Much of the book offers practical advice: In the chapter, "How to Slide Down a Bat-Pole," you're advised to grip the pole with both legs and both arms, relax your legs so that gravity will allow you to slide, and land on both feet with your soles flat. Other lessons include, "How to Build a Batcave," "How to Avoid Hypnotism" and "How to Maintain Your Alter Ego."

The tips on "How to Make a Quick Costume Change" include wearing part of your costume under your civilian clothes. You should carry gloves, boots, cape and cowl in an attaché case, keep other essentials in your car and get in the habit of using alternate exits at work to avoid suspicion. Any quick-change artist should also be armed with handy excuses to abruptly leave your office when danger calls. The book suggests, "I'll go get help!" and "I just developed a terrible migraine."

A good rule of thumb: The mild-mannered man or woman who ducks out of the room saying "I'm going to find Batman" -- or any superhero -- is likely to be that superhero.

Perhaps no choice can be more important than choosing a sidekick. Demand complete obedience from your "Robin," but be open to the fact that his motivations to fight crime might be different than yours. The first Robin, aka Dick Grayson, was from a circus family and took to chasing bad guys as he did balancing on a high wire. Robin No. 2, Jason Todd, was a troubled youth who came into Batman's life after trying to swipe the wheels of the batmobile.

Focus your sidekick's anger on his training, and the two of you must train as a unit. Ultimately, you must treat him like a partner, an equal. He is your last line of defense, the one who will carry on your work if the very worst should happen.

Of course, danger comes when a superhero develops emotional attachments. Bad guys are all but expected to look at your mini-me sidekick as a kidnapping target. The dangers are therefore double. And besides, as a Batman, you're never going to shake public allegations of vigilantism. Do you also want to be charged with contributing to the delinquency of a minor?

Relationship advice comes in the form of "How to Avoid a Poison Kiss." Like any lovelorn guy, Batman has burned through many relationships, and he's had his romantic horror stories. There was a fling with noted botanist Dr. Pamela Isley, aka Poison Ivy, who has chlorophyll instead of blood pumping through her veins.

A good superhero should treat any romantic overture with healthy skepticism. History has proven that even a guy with Superman's X-ray vision can't distinguish his would-be soulmate from a villainess. The book advises you to "avoid seduction and direct skin contact," "treat initial reactions with anti-allergents" and to seek medical help at the first sign of poisoning.

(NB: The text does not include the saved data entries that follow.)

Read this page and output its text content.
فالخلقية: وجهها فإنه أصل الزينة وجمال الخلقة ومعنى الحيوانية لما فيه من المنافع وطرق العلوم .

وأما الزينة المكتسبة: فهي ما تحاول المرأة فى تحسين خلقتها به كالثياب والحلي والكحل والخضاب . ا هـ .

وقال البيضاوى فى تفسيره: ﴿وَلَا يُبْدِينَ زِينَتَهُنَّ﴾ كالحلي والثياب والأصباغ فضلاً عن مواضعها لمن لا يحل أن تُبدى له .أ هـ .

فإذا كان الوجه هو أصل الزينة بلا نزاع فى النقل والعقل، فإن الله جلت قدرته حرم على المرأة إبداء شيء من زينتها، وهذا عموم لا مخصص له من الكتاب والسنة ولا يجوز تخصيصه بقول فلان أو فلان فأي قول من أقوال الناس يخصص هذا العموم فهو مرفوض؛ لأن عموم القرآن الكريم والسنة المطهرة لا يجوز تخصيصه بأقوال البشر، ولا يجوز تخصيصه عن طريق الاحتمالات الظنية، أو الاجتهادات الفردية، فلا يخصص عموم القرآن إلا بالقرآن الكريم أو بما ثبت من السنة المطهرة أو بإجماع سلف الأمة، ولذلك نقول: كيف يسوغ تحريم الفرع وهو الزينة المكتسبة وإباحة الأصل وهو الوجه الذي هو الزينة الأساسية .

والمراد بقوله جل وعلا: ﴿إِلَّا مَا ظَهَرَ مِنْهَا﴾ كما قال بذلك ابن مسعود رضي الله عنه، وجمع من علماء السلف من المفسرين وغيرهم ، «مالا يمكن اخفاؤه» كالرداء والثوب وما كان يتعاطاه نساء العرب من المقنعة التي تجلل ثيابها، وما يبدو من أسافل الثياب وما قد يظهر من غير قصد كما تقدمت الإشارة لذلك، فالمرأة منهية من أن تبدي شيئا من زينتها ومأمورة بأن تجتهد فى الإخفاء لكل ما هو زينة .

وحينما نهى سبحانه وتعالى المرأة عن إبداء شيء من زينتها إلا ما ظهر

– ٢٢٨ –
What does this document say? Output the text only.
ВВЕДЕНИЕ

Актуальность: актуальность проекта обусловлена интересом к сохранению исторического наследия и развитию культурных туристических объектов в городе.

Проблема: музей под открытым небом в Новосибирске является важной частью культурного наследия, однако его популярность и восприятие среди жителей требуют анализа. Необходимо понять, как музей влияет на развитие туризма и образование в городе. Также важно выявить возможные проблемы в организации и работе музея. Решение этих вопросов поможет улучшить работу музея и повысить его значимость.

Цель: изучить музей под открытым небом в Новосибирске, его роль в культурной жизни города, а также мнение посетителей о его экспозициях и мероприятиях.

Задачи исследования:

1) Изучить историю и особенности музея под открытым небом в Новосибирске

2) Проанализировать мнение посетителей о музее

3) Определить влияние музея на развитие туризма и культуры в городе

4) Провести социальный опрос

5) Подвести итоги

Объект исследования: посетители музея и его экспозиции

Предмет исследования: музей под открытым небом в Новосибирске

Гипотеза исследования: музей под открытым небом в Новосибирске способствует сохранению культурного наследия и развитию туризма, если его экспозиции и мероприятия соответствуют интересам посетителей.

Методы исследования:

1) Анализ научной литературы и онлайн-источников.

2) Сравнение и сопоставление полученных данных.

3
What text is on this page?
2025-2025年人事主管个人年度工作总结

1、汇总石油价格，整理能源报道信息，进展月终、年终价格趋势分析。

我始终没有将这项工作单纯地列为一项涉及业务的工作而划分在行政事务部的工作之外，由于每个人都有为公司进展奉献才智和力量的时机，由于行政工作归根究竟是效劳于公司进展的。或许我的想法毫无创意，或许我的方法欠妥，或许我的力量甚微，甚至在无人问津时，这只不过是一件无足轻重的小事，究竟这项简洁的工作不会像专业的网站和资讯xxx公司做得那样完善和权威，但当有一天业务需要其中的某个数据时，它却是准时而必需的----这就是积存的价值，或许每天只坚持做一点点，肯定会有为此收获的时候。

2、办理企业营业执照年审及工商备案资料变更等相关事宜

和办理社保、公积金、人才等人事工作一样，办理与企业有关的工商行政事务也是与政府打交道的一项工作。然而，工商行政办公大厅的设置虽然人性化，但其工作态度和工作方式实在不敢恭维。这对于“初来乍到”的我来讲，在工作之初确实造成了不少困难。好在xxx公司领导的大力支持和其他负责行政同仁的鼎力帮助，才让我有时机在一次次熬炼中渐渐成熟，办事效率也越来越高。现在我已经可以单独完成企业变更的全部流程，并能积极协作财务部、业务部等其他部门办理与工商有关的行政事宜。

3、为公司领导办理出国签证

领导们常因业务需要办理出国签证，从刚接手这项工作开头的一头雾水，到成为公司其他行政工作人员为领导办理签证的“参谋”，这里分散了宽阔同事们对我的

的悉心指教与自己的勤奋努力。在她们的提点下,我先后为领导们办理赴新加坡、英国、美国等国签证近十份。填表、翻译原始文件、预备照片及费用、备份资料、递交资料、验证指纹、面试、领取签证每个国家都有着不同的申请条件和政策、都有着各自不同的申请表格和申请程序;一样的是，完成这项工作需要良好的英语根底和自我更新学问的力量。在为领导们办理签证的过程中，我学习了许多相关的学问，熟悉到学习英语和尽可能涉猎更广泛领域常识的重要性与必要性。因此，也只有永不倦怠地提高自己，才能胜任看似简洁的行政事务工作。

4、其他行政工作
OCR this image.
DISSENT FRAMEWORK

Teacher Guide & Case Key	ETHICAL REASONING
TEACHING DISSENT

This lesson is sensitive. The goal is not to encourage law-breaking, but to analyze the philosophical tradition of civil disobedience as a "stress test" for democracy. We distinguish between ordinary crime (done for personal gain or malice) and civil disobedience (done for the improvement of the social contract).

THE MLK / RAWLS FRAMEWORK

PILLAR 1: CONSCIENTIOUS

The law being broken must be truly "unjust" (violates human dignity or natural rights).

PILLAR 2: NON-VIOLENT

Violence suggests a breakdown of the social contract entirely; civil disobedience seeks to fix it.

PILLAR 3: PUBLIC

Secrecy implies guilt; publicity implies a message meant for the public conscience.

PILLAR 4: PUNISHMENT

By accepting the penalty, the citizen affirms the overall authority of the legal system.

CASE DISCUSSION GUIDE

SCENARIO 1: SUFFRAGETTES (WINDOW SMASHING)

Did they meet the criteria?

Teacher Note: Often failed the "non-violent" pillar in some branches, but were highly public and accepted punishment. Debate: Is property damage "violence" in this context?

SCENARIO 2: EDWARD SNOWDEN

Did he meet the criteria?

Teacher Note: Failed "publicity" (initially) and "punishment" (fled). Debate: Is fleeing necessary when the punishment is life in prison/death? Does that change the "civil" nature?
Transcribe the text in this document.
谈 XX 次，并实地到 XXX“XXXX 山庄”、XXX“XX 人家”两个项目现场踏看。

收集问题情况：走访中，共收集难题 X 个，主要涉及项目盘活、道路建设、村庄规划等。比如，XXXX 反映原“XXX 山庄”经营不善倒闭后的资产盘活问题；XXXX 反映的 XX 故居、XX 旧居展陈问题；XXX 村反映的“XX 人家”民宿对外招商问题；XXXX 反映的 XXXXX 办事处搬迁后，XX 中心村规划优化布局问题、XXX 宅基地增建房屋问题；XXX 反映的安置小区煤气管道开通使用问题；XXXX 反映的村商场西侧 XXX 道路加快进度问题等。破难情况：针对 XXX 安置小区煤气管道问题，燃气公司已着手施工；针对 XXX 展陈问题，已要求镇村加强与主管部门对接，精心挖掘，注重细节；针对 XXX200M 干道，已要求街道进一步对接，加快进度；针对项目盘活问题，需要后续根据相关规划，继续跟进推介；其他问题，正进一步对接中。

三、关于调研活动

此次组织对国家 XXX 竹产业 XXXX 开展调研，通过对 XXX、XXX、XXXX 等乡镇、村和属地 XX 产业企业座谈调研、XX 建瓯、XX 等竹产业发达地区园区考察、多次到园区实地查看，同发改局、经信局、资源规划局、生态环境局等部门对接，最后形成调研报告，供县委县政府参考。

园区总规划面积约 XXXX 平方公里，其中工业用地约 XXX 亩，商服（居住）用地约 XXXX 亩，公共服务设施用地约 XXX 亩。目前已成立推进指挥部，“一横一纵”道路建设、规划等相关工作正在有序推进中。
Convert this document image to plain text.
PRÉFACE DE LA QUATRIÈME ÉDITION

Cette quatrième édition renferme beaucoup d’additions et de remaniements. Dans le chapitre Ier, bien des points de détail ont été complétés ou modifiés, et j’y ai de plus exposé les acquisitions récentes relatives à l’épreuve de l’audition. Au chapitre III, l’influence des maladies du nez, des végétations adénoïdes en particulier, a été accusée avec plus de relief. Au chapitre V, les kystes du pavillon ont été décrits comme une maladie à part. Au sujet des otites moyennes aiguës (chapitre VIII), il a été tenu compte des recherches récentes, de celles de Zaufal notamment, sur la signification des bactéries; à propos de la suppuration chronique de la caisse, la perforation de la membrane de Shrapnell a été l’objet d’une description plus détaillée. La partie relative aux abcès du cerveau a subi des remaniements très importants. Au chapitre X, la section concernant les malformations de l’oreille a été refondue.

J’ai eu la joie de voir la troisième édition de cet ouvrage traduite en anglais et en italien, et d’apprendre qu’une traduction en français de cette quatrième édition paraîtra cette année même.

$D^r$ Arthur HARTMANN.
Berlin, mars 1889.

In "Batman Begins," Katie Holmes plays Bruce Wayne's childhood sweetheart, Rachel Dawes, who grows up to become an assistant district attorney who's more than a bit skeptical of Batman. The handbook points out that all of Wayne/Batman's lady loves fall into two camps.

There are those women who learn the Caped Crusader's secret identity and this ultimately ruins the relationship. Either she can't handle all the secrecy and danger, or Batman self-sabotages the romance with fear that he'll ultimately do these ladies harm.

Then there are those gals who appear with Wayne from time to time. They seem to be having fun, but never seem able to move the relationship to the next level.

OK, maybe Batman doesn't have all the answers, but that doesn't mean he can't help. Most of all, he's here to remind us that it's what you've got behind the cowl that counts.

But it never hurts to make sure that cowl is 100 percent Kevlar.